OK, it’s time for my annual campaign to get hunters to recognize a fine game animal that’s going more and more ignored as people concentrate on things with antlers or webbed feet. (Don’t get me wrong, I spend far more time hunting deer, ducks and geese than all other species of game combined, but…)
– Squirrel season is the longest true season in Kansas, running June 1-Feb. 28. (Yes, I know rabbits and coyotes are year-around…but is that really a season?)
– Some of the best hunting is on public ground, especially on the public hunting areas in the eastern half of the state.
– These days when public land deer hunters have to shop for parking spots on public lands because of their sport’s popularity, may see a squirrel hunter going years before he sees someone afield after the same game. (About a decade ago I got an elderly guy from Wichita started hunting squirrels. He went at least once per month of the season, only hunted public lands, and it was in his third year before he saw another squirrel hunter.)
– No real need for fancy, and expensive, equipment. Technically a cheap, old hand-me-down single-shot shotgun or .22 and a handful of shells will do. Me, I’m a gadget guy so I have a call that replicates a squirrel in distress and another that imitates one chattering. Total cost for the calls? About $20, and I’ve had them for more than 10 years and called in a lot more squirrels per day afield than deer or wild turkeys.

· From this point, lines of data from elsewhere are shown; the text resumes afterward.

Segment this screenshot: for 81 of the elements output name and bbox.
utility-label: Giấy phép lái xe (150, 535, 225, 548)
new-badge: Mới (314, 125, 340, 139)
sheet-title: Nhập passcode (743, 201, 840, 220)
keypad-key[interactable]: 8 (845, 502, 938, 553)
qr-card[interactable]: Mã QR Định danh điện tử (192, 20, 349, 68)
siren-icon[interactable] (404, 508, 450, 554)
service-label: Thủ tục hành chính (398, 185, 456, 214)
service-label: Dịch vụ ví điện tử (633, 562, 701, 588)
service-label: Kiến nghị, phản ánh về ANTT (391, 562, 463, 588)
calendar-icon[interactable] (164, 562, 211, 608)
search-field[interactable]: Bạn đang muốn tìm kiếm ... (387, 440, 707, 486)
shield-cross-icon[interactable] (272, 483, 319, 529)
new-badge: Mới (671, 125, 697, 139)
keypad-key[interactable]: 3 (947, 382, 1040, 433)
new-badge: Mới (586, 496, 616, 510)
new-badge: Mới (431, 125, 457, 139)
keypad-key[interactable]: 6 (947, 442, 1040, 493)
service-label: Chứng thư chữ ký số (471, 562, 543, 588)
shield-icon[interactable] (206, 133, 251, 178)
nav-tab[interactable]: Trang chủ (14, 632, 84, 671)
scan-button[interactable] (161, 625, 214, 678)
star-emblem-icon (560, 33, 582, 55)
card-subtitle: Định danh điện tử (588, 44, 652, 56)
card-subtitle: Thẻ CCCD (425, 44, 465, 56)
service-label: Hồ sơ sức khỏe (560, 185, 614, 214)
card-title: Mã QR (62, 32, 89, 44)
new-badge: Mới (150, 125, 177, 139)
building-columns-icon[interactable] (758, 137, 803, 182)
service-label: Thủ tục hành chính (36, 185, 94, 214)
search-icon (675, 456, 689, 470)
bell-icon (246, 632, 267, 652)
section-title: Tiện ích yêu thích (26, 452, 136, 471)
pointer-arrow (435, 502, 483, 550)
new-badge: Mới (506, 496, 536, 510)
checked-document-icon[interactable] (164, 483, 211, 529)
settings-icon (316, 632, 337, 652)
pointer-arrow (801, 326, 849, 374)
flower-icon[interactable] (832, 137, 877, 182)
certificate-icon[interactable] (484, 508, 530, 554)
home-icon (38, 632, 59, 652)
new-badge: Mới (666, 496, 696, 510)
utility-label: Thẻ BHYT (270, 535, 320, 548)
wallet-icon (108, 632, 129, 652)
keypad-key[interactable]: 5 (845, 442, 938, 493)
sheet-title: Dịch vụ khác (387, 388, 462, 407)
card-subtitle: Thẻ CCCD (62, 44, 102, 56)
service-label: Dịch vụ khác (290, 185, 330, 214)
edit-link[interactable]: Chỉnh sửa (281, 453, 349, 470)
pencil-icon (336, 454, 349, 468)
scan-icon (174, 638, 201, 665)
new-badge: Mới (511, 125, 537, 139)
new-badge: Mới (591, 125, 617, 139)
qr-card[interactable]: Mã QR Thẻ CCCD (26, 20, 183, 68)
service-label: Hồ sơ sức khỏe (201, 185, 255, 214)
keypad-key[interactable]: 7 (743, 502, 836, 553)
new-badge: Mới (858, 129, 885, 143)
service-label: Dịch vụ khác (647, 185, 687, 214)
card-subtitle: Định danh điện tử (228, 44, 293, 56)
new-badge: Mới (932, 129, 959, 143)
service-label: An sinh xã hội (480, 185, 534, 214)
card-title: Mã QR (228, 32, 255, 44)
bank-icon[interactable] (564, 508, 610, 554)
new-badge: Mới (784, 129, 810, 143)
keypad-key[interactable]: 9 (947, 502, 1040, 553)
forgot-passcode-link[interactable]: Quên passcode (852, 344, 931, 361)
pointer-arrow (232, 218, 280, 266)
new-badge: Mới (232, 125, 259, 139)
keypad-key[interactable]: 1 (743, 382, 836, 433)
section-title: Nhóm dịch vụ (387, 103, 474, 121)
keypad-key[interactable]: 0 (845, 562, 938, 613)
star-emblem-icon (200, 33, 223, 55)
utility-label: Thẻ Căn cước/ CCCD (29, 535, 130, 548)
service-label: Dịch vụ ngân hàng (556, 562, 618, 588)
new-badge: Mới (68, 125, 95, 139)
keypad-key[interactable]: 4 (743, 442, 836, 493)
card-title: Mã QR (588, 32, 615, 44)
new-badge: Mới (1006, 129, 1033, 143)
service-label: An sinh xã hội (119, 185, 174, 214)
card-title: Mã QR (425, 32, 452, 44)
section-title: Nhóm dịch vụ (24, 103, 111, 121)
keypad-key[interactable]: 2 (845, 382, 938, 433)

– If you could ask anybody on my grandmother’s side of the family, especially back two to five generations, they’d flat tell you squirrel is fine on the dinner table. Living poor and so deep in the Ozarks they only got sunlight every third day, they grew up calling them “Limb Chickens” because they ate so many . Fried squirrel, with fresh mashed potatoes, and homegrown green beans and sliced tomatoes was one of my grandfather’s favorite meals. We fix them a variety of ways, often simmering the meat from the bones and substituting it for chicken with pastas and other recipes.
Squirrel helper anyone?…don’t laugh, buy a box of chicken helper and try it. It’s good.
As well as tasty, they’re also pretty danged healthy and clean to eat, too. Both species of Kansas squirrels – fox and gray — are almost exclusively vegetarians and live most of the year on things like walnuts, hickory nuts, acorns, corn, (wild or domestic) sunflower seeds and tree buds. That’s a lot cleaner living than a lot of the “healthy” commercial meats. Shoot, a free-range chicken might follow a cow around all day waiting for a hot lunch…not that that doesn’t mean the chicken is still not fine to eat.
– The main thing I like about squirrel hunting is that it’s just fun, especially this time of the year when the squirrels are busy looking for some of the first ripe walnuts and hickory nuts of the year.
Monday morning I took a couple of hours to do a slow, relaxed walk through our farm north of Lawrence. It’s an annual event as I walk our place’s main deer trails, check on treestands, creek and fence crossings. More than two years of serious drought had impacted acorn and other nut production so I knew our number of fox and gray squirrels would be down. They were, but the hunting was still good.
I walked up on one and called in another before I saw the first sign of freshly-opened walnut or pignut hickory hulls. Stopping to call there, the woods lit up as six to seven squirrels started barking, chattering and racing through the tree tops. I took a nice gray, but moved on to see more of the farm instead of waiting for the others to again become active
The last two squirrels came minutes apart from a small area where I found hickory hulls littering the ground like sunflower hulls below the bleachers at a ball game. Both came to calls and offered easy shots as they were working, and chattering, their way down the tree upon which I was leaning.
Thanks to a long-sleeved shirt, knee-high boots and bug spray I exited the woods without a single chigger, tick or mosquito bite. As well as squirrels I got to watch a red-shouldered hawk hunting not far away, jumped a few deer and saw a flock of wild turkey toms scratching away in a patch of prairie grass we’d burned just the afternoon before. Several species of curious songbirds came almost within touching distance to add their two cents when I was using my distress call, too.
A great morning to be alive in the wildlife-rich woods, a total of about 36-cents in ammo (I missed once), and a fine few, very good and healthy meals awaiting to come later in the week.
I love this time of the year.
OK, now I’m off my Limb Chicken soapbox for another year.